= Intel Dynamic Acceleration =

Technology by Intel

Intel Dynamic Acceleration (IDA), sometimes called Dynamic Acceleration Technology (DAT), is a technology created by Intel Corp. in certain multi-core Intel microprocessors. It increases the clock rate of a single core for every two cores above its base operating frequency if the other cores are idle. It is designed for single-threaded programs to run faster on multi-core Intel microprocessors. Intel later released a version of IDA called enhanced Dynamic Acceleration Technology (eDAT) for its quad core processors that boosts the performance of 2 cores when only 2 cores are being utilized.

==History==
Intel Dynamic Acceleration was first released with the Core 2 Duo mobile processor line, as new microprocessor lines were released, Intel changed the technology and naming scheme slightly.

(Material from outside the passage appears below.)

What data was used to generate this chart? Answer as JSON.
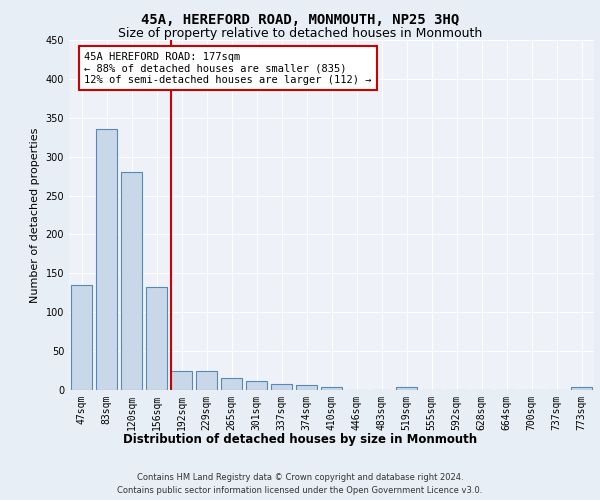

==Dual Dynamic Acceleration==
With the introduction of quad core processors, Intel modified IDA and released Dual Dynamic Acceleration (DDA).

==Intel Turbo Boost==

The later released Nehalem microarchitecture of Intel microprocessors made additional changes to the original IDA and released an improved version called Intel Turbo Boost.

==Intel Dynamic Platform and Thermal Framework==
Since 5th gen Intel Core CPUs, Dynamic Platform and Thermal Framework (DPTF) was introduced as a way to enable OEMs to individually set specific power and performance profiles tailored to each PC. It was later renamed to Dynamic Tuning Technology (DTT) as part of Intel Adaptix Technology.